Just for fun: Countdown numbers game solver

[Paul Rubin]

dg.google.groups at thesamovar.net writes:
> Unfortunately I realise I stated the problem imprecisely. You're only
> allowed to use each number once (otherwise there's a trivial solution
> for every problem, i.e. x/x + x/x + x/x + ... + x/x repeated y times
> for target y given any source number x). Trying your program on 234
> from [100,9,7,6,3,1] gives you 9*9*3-9 using the 9 three times.

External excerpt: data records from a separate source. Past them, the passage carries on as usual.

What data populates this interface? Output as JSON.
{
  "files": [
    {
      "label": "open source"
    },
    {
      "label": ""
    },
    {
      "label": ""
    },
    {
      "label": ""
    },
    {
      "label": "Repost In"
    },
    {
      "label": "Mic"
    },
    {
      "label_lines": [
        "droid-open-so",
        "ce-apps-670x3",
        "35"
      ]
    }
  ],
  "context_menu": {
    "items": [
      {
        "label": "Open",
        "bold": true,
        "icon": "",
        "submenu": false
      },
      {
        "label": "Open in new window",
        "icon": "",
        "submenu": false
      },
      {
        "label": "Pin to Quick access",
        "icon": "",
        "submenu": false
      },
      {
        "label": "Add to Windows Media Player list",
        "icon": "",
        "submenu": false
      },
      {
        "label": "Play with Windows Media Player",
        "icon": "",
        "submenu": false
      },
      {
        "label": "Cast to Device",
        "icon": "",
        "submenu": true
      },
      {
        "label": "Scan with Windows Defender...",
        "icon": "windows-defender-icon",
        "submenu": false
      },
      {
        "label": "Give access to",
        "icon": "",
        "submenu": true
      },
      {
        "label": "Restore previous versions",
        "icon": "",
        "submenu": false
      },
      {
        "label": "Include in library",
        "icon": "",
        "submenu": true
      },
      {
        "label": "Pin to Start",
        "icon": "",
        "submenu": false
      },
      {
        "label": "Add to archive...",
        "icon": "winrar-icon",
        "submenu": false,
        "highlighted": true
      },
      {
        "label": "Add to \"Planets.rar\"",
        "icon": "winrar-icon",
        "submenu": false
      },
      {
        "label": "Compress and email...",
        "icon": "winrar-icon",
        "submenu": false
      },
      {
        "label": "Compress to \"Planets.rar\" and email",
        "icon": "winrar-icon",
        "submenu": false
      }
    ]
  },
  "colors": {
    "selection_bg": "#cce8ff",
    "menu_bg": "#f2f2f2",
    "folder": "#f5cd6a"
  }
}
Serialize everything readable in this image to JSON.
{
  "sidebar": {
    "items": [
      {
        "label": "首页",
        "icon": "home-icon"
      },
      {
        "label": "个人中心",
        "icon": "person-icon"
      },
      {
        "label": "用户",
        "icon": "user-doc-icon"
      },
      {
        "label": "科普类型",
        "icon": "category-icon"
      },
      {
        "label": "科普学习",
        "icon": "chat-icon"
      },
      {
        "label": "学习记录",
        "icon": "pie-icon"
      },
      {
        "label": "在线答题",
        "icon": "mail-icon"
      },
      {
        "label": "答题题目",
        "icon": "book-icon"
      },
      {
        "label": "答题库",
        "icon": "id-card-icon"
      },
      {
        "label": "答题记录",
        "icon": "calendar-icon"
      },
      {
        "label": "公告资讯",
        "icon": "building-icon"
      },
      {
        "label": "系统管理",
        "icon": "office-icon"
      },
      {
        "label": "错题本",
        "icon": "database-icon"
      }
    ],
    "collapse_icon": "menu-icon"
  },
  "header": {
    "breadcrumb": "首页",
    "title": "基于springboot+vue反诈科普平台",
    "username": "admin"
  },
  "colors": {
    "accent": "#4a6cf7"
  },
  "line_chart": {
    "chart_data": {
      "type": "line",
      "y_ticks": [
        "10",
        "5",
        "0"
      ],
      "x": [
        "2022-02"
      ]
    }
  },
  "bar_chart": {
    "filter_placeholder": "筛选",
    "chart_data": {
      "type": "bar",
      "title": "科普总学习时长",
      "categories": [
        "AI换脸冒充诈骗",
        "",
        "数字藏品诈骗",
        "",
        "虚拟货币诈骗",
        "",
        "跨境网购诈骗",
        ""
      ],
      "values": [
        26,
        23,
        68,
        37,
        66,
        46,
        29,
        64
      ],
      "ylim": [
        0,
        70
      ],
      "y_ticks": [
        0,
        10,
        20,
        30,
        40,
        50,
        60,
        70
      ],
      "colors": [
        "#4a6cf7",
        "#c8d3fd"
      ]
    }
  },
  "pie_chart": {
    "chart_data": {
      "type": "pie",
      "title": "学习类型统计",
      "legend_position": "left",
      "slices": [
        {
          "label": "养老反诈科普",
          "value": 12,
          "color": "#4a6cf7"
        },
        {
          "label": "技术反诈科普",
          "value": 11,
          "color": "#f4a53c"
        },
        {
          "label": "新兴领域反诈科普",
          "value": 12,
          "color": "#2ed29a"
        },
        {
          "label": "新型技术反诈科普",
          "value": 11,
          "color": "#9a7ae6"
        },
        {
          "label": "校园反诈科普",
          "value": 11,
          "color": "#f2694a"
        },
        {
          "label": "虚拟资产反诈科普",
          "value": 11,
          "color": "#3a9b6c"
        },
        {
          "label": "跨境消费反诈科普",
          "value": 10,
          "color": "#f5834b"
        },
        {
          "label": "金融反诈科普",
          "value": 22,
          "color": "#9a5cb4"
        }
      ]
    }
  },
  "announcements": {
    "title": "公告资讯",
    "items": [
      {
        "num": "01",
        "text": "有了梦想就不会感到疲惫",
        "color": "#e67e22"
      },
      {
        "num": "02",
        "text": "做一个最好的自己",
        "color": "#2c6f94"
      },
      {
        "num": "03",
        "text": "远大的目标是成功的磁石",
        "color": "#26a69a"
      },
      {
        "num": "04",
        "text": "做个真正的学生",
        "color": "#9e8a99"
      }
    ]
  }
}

Here is a pretty inefficient solution.  It doesn't find 234 but it
does find 253 twice:

    from operator import *

    def countdown(nums, ops, trace):
        n0 = nums[0]
        if len(nums) == 1:
            yield n0, str(n0)
            return
        for i,n in enumerate(nums[1:]):
            for f in ops:
                for r,t in countdown(nums[1:i] + nums[i+1:], [add, mul, sub], trace):
                    if f != div or r != 0 and n0 % r == 0:
                        yield f(n0, r), '%s(%s,%s)'% (f.__name__, n0, t)

    def search(nums, target):
        for x,t in countdown(nums, [add, mul, sub, div], []):
            if x == target:
                print x,t

    search([100,9,7,6,3,1], 253)